Zoë reassured her, and while Marie helped her to dress in blessedly clean clothes, she gave an animated account of her journey to Paris, and all the amazing sights she had seen since she’d arrived. “Always I was told that people in the city were wicked and ungodly, mademoiselle, but it’s not true! Some of them are, yes, to be sure, but everyone I have met, from the butcher to the greengrocer and the people at the market—and milor’ and milady’s servants—everyone has been so good and kind to an ignorant girl from the country.”

Over luncheon, Zoë gave Lucy an edited account of her adventures, and then, when Gerald came home for dinner that evening, she repeated it all again.

Lucy listened, and at the end of her recitation, said shrewdly, “There’s a man involved in this somewhere, I’m sure of it.”

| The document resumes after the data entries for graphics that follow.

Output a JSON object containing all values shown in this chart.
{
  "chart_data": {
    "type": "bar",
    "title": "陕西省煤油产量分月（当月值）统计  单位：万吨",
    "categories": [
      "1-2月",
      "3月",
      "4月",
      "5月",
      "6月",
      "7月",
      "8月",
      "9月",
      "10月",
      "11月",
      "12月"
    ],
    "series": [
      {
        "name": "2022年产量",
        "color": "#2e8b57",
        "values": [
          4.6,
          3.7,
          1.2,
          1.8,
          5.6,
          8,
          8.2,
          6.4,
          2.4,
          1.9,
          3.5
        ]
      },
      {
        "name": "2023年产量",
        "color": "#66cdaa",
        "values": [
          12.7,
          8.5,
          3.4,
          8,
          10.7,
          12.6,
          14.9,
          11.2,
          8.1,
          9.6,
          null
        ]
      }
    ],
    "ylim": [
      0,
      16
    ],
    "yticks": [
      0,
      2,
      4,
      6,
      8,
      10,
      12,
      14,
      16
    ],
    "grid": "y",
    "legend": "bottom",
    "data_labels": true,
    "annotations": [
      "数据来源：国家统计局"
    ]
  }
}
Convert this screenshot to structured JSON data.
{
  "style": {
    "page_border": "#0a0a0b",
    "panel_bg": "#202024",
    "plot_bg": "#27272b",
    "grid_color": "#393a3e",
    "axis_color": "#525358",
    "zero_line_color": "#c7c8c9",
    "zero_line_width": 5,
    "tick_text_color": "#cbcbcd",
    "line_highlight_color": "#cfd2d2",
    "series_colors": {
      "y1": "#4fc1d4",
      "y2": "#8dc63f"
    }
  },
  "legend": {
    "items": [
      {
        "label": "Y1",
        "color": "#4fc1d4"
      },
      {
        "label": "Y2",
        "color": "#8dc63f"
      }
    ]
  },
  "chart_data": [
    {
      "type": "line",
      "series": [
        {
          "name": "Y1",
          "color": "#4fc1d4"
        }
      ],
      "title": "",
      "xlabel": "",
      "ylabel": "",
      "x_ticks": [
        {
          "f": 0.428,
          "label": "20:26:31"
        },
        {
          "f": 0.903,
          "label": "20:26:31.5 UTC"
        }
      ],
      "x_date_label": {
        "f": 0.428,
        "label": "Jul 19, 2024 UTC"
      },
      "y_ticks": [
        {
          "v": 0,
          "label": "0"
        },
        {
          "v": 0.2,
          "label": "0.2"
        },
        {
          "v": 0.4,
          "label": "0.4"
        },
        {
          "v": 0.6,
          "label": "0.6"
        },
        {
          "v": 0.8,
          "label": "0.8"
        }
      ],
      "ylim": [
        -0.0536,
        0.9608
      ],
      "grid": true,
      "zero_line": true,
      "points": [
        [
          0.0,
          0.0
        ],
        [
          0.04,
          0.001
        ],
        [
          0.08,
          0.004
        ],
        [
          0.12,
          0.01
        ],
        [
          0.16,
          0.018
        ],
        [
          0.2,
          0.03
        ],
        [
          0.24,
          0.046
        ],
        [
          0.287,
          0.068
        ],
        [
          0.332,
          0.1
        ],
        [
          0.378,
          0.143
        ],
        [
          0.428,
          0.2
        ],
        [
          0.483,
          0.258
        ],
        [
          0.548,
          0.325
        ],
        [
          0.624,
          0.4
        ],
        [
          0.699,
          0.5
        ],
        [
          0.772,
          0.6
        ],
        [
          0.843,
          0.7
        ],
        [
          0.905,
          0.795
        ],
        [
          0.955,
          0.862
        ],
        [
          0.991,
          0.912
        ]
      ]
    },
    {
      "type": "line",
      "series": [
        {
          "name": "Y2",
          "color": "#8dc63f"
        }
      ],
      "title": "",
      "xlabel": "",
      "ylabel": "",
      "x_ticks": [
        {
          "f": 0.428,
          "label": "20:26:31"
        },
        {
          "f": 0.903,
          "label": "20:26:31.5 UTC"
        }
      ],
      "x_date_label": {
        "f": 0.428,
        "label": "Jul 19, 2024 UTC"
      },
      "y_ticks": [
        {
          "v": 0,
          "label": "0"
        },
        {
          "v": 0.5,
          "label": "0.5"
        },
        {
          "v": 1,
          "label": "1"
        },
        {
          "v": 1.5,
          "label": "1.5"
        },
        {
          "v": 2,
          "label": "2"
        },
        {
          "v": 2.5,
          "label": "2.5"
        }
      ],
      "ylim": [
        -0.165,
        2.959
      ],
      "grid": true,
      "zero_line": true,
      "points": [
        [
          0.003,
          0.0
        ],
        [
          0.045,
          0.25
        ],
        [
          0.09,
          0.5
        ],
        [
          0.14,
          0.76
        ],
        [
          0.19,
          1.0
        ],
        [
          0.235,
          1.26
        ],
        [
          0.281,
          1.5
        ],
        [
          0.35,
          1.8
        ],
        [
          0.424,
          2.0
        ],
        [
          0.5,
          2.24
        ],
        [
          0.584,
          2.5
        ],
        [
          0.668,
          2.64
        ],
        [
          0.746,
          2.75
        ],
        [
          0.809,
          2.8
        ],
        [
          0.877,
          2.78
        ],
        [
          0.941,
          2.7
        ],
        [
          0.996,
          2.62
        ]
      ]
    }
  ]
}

Zoë, fighting a blush, said, “Well, yes. I’m surprised Marie didn’t tell you about the despicable Monsieur Etienne.” She told them all about him, from his first surreptitious pinches to the final dramatic showdown. She made such a good story of it that by the end they were both laughing—though Gerald was heard to mutter that if that blasted Etienne ever showed his face in Paris, he’d make the swine regret he was ever born.

Then she showed them the painting of her mother as a child, with her grandparents and uncle. Inevitably, this time there were a few tears in the telling.

“But you see now why I had to go.”

Gerald frowned. “You don’t mean you found this just lying around at the Château de Chantonney?”

Zoë swallowed. “No, of course not, not after all this time. It was actually an amazing coincidence, a lucky accident. After I left the château, I met some of the people living in the area. There was a woman, a widow with three children, and she had this painting. I spent a few days with her. Her late father-in-law had given it to her as a wedding present, but she must have known where it came from and had never liked having it in her house. She kept it in a cupboard.” It was the truth, sort of. Just not the whole truth.

She hurried on, trying to gloss over the holes in her story. “We made an exchange—I did a painting of her and her children, and she gave me this.”

“Good heavens!” Gerald exclaimed. “You mean she just gave it to you?”